Sleep. A crucial component of the health of our bodies. Lack of sleep is a significant contributor to weight gain, and sleep deprivation is often the result of stress. Work should be avoided at least two hours before bedtime because it stimulates the brain and makes falling asleep more difficult. Don’t eat too close to bedtime, as this disrupts your natural rhythm.
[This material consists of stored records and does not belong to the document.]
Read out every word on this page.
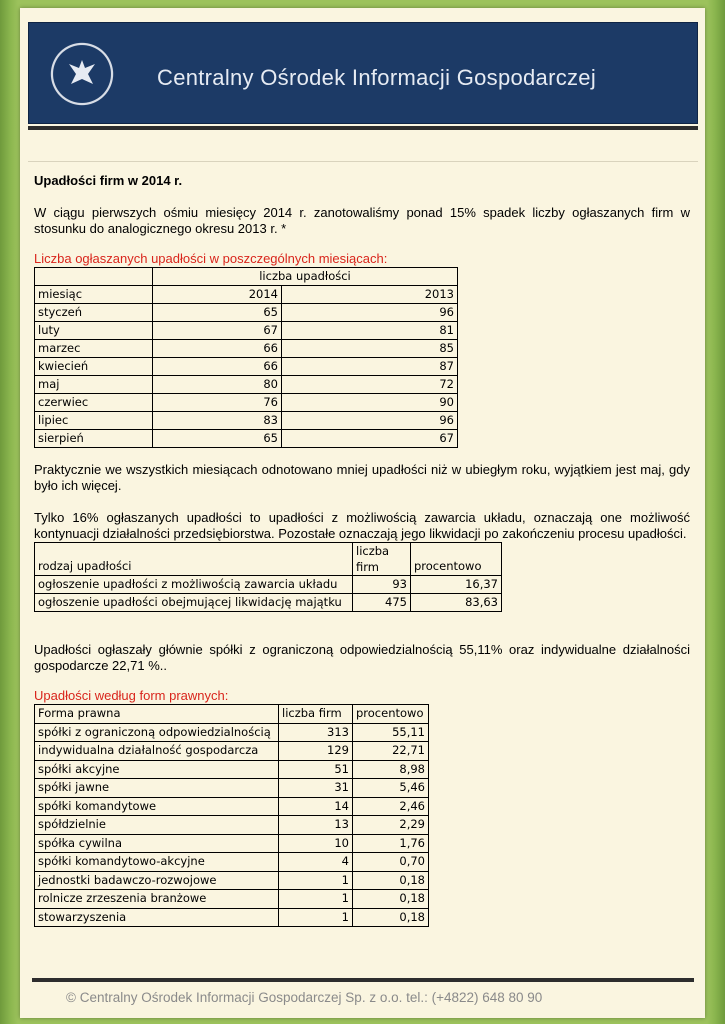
Centralny Ośrodek Informacji Gospodarczej
Upadłości firm w 2014 r.

W ciągu pierwszych ośmiu miesięcy 2014 r. zanotowaliśmy ponad 15% spadek liczby ogłaszanych firm w stosunku do analogicznego okresu 2013 r. *

Liczba ogłaszanych upadłości w poszczególnych miesiącach:
	liczba upadłości	
miesiąc	2014	2013
styczeń	65	96
luty	67	81
marzec	66	85
kwiecień	66	87
maj	80	72
czerwiec	76	90
lipiec	83	96
sierpień	65	67

Praktycznie we wszystkich miesiącach odnotowano mniej upadłości niż w ubiegłym roku, wyjątkiem jest maj, gdy było ich więcej.

Tylko 16% ogłaszanych upadłości to upadłości z możliwością zawarcia układu, oznaczają one możliwość kontynuacji działalności przedsiębiorstwa. Pozostałe oznaczają jego likwidacji po zakończeniu procesu upadłości.

rodzaj upadłości	liczba
firm	procentowo
ogłoszenie upadłości z możliwością zawarcia układu	93	16,37
ogłoszenie upadłości obejmującej likwidację majątku	475	83,63

Upadłości ogłaszały głównie spółki z ograniczoną odpowiedzialnością 55,11% oraz indywidualne działalności gospodarcze 22,71 %..

Upadłości według form prawnych:
Forma prawna	liczba firm	procentowo
spółki z ograniczoną odpowiedzialnością	313	55,11
indywidualna działalność gospodarcza	129	22,71
spółki akcyjne	51	8,98
spółki jawne	31	5,46
spółki komandytowe	14	2,46
spółdzielnie	13	2,29
spółka cywilna	10	1,76
spółki komandytowo-akcyjne	4	0,70
jednostki badawczo-rozwojowe	1	0,18
rolnicze zrzeszenia branżowe	1	0,18
stowarzyszenia	1	0,18
© Centralny Ośrodek Informacji Gospodarczej Sp. z o.o. tel.: (+4822) 648 80 90
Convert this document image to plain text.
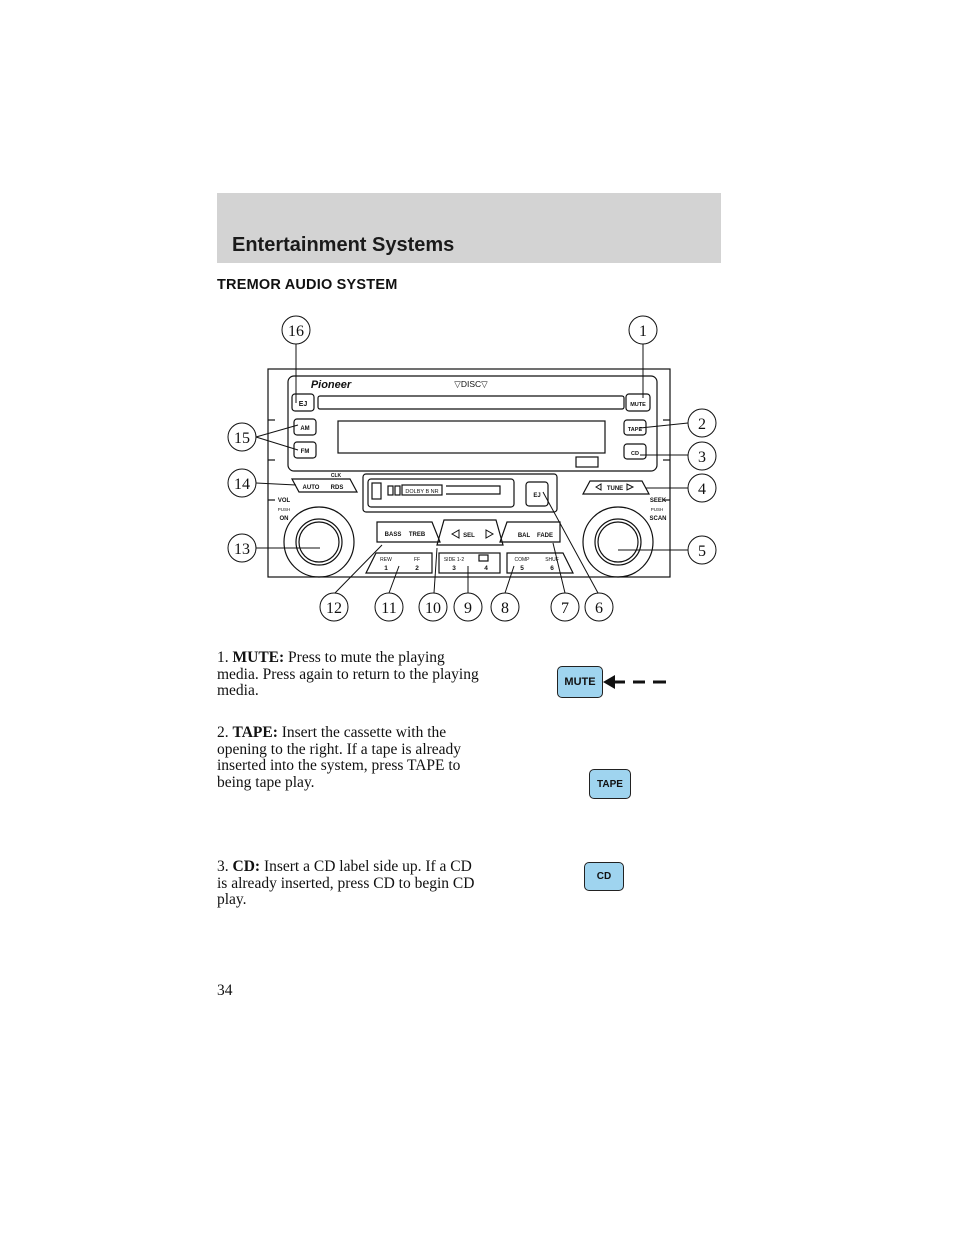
Entertainment Systems
TREMOR AUDIO SYSTEM
Pioneer	▽DISC▽
EJ	MUTE
AM
FM
TAPE
CD
CLK
AUTO RDS	TUNE
VOL
PUSH
ON
SEEK
PUSH
SCAN
DOLBY B NR
EJ
BASS TREB	SEL	BAL FADE
REW	FF
1	2
SIDE 1-2
3	4
COMP	SHUF
5	6
1
2
3
4
5
6
7
8
9
10
11
12
13
14
15
16
1. MUTE: Press to mute the playing media. Press again to return to the playing media.
MUTE
2. TAPE: Insert the cassette with the opening to the right. If a tape is already inserted into the system, press TAPE to being tape play.	TAPE
3. CD: Insert a CD label side up. If a CD is already inserted, press CD to begin CD play.
CD
34
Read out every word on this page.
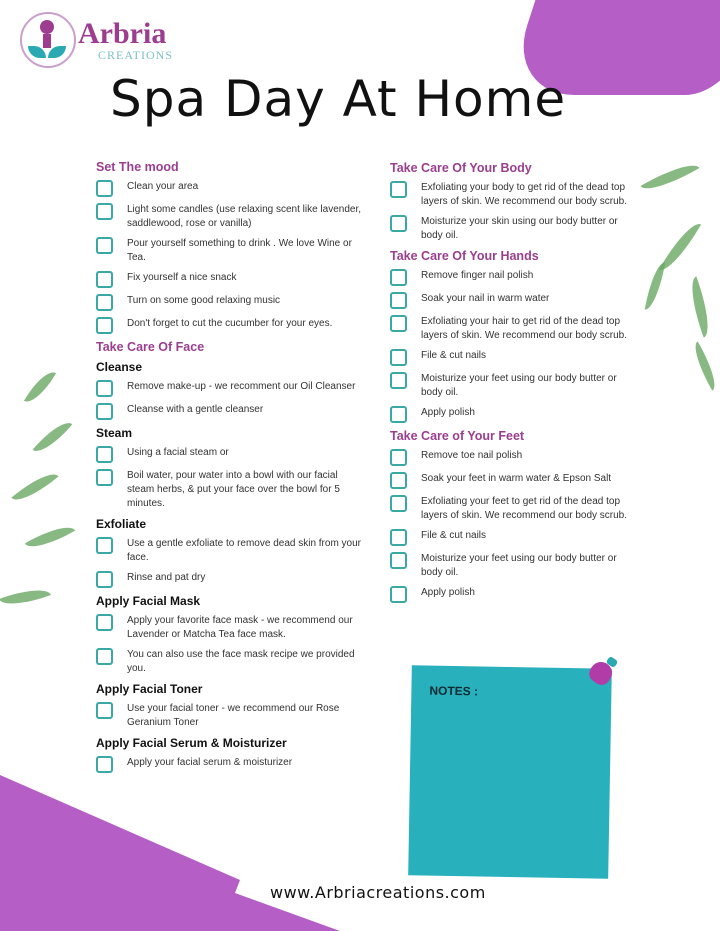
Arbria
CREATIONS
Spa Day At Home
Set The mood
Clean your area
Light some candles (use relaxing scent like lavender, saddlewood, rose or vanilla)
Pour yourself something to drink . We love Wine or Tea.
Fix yourself a nice snack
Turn on some good relaxing music
Don't forget to cut the cucumber for your eyes.
Take Care Of Face
Cleanse
Remove make-up - we recomment our Oil Cleanser
Cleanse with a gentle cleanser
Steam
Using a facial steam or
Boil water, pour water into a bowl with our facial steam herbs, & put your face over the bowl for 5 minutes.
Exfoliate
Use a gentle exfoliate to remove dead skin from your face.
Rinse and pat dry
Apply Facial Mask
Apply your favorite face mask - we recommend our Lavender or Matcha Tea face mask.
You can also use the face mask recipe we provided you.
Apply Facial Toner
Use your facial toner - we recommend our Rose Geranium Toner
Apply Facial Serum & Moisturizer
Apply your facial serum & moisturizer
Take Care Of Your Body
Exfoliating your body to get rid of the dead top layers of skin. We recommend our body scrub.
Moisturize your skin using our body butter or body oil.
Take Care Of Your Hands
Remove finger nail polish
Soak your nail in warm water
Exfoliating your hair to get rid of the dead top layers of skin. We recommend our body scrub.
File & cut nails
Moisturize your feet using our body butter or body oil.
Apply polish
Take Care of Your Feet
Remove toe nail polish
Soak your feet in warm water & Epson Salt
Exfoliating your feet to get rid of the dead top layers of skin. We recommend our body scrub.
File & cut nails
Moisturize your feet using our body butter or body oil.
Apply polish
NOTES :
www.Arbriacreations.com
Get your recommended nightly sleep of eight hours and wake up feeling revitalized.

READ THIS and RE-evaluate Your Diet. Feeding our bodies the proper meals helps our minds deal with stressful situations more effectively. Concentration issues, exhaustion, and negative emotions are just some of the side effects of insufficient vitamins and minerals. Consume at least five servings of fruits and vegetables daily; the antioxidants and vitamin C in these foods can help mitigate the adverse effects of stress.

B vitamins, to be precise. Despite what many believe, red meat is excellent for increasing because it increases oxygen circulation throughout the body.

Carbohydrates. Carbohydrates, the primary target of dieters’ ire, are the body’s preferred fuel source. If you want to stay healthy, you need to fuel your brain. Though they cause your brain to produce feel-good neurotransmitters, meat and protein items coupled with carbohydrates should be avoided.

Water. Caffeine, nicotine, and other stimulants in alcoholic beverages and caffeinated drinks raise rather than decrease stress. You should consume eight glasses of water daily for optimal health and increased vitality. Keep in mind the importance of staying hydrated when working out.

Enjoyment. Last, there is more to life than just making a living, having kids, and maintaining a healthy weight. Get back into a yoga class if that used to be your thing; it doesn’t have to take up too much of your time, but it will help you reconnect with who you are and what you enjoy. See a movie; hide away with your CD collection or favorite book if you like music or reading. The key to a healthy work-life balance is prioritizing leisure time. If you want to avoid asking yourself, “What have I done with my life?” avoid this one trap.